Mon Feb 20 10:19:03 CET 2012

I've been looking a bit on mpn_sqr_basecase.

1. It uses a temporary array, apparently for systems lacking an
   mpn_sqr_diag_addlsh1 which can do in-place operation. I think one can
   support arbitrary sizes with a small temporary area if one collects
   the off-diagonal terms into the result area, and then computes the
   diagonal products blockwise, a hundred limbs at a time or so.

   Current code uses the opposite allocation, with diagonal terms in
   the result area and the off-diagonal terms in the temporary array.

2. One could do the shifting differently, applying the shift to the limb
   argument of addmul_1. Something like, when doing the off-diagonal
   products for up[i],

     mpn_addmul_1 (rp + 2*i+1, up + i + 1, n - i - 1,
		   (up[i] << 1) + (up[i-1] >> (GMP_LIMB_BITS - 1)));

   Might be cheaper, if we can get this shifting done in parallel with
   other operations, and get a simpler carry propagation recurrency when
   adding diagonal and off-diagonal terms together.

3. The comments on using addmul_2 says that is is tricky.

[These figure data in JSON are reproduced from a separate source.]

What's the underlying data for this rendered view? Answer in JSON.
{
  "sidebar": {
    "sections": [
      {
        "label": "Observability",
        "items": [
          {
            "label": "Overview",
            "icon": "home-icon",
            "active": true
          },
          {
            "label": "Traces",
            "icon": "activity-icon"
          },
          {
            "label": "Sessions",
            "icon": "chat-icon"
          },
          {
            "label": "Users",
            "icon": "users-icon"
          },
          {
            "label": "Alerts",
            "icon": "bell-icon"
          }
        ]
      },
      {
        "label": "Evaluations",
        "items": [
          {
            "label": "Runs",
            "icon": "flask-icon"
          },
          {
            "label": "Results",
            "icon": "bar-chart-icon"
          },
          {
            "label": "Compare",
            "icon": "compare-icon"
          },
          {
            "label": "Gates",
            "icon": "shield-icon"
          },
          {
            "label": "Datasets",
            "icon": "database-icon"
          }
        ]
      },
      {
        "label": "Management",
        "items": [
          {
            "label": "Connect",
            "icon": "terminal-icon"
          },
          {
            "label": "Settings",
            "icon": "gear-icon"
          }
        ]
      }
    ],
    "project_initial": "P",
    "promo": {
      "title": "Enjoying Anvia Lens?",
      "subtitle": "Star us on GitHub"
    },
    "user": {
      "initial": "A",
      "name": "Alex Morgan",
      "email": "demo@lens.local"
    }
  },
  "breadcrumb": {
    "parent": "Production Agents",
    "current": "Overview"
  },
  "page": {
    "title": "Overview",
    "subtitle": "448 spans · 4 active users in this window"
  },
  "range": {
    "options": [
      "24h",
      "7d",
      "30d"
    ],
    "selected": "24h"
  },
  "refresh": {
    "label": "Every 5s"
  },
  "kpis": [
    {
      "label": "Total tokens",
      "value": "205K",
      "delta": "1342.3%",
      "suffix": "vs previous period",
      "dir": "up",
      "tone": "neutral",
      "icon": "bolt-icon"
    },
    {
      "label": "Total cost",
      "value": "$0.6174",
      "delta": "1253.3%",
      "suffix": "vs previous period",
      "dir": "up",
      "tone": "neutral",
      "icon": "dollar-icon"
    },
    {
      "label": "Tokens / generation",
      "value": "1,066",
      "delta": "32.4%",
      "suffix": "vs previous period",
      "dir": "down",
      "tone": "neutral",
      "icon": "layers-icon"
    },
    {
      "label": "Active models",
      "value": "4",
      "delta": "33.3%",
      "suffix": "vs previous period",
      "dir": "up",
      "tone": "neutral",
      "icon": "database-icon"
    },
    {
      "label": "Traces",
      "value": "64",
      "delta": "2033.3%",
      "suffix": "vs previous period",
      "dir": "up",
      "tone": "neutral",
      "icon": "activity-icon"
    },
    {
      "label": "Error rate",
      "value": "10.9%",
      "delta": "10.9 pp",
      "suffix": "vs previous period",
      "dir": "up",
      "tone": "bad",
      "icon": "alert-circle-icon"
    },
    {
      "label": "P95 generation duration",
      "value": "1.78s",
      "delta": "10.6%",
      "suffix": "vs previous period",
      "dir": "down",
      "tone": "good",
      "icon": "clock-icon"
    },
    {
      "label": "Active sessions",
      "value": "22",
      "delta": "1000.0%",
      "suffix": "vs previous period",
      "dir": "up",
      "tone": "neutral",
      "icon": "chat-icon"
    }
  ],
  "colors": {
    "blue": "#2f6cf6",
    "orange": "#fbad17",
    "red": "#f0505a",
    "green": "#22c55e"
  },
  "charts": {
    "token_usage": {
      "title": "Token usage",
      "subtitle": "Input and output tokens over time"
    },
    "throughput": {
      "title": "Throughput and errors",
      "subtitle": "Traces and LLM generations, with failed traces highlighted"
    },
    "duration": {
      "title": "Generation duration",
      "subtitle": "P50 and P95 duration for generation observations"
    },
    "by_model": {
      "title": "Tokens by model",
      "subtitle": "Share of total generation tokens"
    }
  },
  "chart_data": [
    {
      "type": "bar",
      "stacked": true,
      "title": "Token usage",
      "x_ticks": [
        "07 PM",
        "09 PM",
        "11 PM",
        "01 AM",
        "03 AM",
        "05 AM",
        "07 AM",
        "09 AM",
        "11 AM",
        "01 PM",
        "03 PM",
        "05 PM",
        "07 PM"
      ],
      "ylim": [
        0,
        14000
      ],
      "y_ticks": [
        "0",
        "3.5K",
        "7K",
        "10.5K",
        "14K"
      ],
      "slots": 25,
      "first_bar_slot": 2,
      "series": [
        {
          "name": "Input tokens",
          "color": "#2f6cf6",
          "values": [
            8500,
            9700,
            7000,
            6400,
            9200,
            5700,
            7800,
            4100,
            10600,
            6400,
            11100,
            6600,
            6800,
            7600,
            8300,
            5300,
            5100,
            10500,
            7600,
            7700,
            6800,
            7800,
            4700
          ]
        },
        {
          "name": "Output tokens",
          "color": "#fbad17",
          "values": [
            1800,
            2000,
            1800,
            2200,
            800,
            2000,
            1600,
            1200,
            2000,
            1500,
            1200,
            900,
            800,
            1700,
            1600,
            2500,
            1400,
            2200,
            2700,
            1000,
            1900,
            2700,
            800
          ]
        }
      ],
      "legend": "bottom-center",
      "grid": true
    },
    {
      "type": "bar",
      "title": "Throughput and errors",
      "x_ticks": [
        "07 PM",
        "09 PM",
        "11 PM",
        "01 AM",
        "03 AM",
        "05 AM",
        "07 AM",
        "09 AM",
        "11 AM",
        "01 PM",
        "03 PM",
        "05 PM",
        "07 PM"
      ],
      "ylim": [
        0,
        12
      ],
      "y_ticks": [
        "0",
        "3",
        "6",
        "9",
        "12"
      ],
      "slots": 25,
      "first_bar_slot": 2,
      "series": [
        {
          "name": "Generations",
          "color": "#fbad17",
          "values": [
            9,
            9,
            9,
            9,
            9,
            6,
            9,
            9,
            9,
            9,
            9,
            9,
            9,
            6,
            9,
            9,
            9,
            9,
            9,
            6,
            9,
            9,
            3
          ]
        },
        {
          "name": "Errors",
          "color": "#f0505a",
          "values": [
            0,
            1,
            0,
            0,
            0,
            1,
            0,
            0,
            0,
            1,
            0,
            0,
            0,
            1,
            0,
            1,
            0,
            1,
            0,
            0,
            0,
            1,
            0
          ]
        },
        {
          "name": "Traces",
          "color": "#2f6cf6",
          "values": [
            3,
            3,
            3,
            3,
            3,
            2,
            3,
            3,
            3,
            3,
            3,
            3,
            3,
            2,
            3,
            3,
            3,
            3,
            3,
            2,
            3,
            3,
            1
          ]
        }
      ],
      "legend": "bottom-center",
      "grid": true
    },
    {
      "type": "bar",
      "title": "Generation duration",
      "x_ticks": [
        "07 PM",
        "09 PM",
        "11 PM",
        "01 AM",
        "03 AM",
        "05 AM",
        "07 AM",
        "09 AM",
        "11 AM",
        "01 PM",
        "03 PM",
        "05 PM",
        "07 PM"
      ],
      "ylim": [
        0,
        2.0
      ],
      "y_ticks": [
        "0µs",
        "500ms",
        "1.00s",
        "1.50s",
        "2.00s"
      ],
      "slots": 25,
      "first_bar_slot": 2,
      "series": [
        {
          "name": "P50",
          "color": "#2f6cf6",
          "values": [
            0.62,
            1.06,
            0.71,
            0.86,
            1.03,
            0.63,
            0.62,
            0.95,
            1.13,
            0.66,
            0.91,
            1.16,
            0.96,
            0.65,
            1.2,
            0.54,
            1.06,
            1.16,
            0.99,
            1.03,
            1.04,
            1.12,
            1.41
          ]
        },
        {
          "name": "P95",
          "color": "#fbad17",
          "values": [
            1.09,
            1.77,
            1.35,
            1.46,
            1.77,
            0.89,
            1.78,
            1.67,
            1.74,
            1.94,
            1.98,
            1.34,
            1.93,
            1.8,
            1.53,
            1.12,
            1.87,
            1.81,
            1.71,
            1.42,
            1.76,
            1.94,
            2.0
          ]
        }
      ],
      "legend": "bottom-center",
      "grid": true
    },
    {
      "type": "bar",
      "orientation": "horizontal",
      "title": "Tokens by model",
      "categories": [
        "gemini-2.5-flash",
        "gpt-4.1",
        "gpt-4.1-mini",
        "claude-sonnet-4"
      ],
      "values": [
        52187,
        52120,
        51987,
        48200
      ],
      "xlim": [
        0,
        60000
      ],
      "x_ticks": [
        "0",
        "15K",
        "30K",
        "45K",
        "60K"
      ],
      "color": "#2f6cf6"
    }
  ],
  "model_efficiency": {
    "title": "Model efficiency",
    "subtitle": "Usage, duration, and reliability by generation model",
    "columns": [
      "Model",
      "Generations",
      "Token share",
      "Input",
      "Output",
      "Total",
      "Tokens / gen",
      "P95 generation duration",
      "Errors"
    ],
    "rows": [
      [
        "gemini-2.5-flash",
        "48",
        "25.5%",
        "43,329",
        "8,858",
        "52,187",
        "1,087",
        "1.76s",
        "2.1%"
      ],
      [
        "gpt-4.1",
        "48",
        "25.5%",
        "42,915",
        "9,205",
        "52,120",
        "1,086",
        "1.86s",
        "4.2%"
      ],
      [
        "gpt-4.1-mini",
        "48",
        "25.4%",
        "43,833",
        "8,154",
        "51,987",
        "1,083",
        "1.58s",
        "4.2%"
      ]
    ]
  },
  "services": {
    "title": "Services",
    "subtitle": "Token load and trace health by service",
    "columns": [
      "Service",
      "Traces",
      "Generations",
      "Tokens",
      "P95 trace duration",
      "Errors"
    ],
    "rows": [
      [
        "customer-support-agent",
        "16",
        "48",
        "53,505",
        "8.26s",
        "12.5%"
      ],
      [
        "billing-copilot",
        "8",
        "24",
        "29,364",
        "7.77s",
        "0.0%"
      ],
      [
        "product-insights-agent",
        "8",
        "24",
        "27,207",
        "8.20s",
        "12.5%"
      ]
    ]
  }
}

I think that's
   because the diagonal terms are still 1x1 products. That would get
   simpler of one treats double-limbs as the units everywhere, having
   the diagonal computation form the 2x2 products

     (u0, u1)^2, (u2, u3)^2, ...

   The total number of limb products ought to be the same, if we do each
   of these terms as

     (u0 + u1 B)^2 = u0^2 + B^2 u1^2 + 2B (u0 * u1)
     	           = u0^2 + B^2 u1^2 + B (u0 << 1) * u1 + B^2 u1 & HIGH_BIT_TO_MASK(u0)

   The off-diagonal terms, to be computed with addmul_2, are then

     (u0, u1) * (u2, u3, ...)
             (u2, u3) * (u4, u5, ...)
             ...

   I guess one can also collect the close-to-diagonal terms B u0 u1 +
   B^5 u2 u3 + ..., together with the other off-diagonal terms,
   One would then get the off-diagonal sum

     B u0*u1 + B^2 (u0, u1) * (u2, u3, ...)
       B^5 u2*u3 + B^6 (u2, u3) * (u4, u5, ...)

   which begs for an mpn_addmul_1c accepting an additional carry input
   limb. Is there such a function?

4. There's code to use mpn_addmul_2s. What is that function supposed to
   do, is it doing the above sum?

Regards,
/Niels

-- 
Niels Möller. PGP-encrypted email is preferred. Keyid C0B98E26.
Internet email is subject to wholesale government surveillance.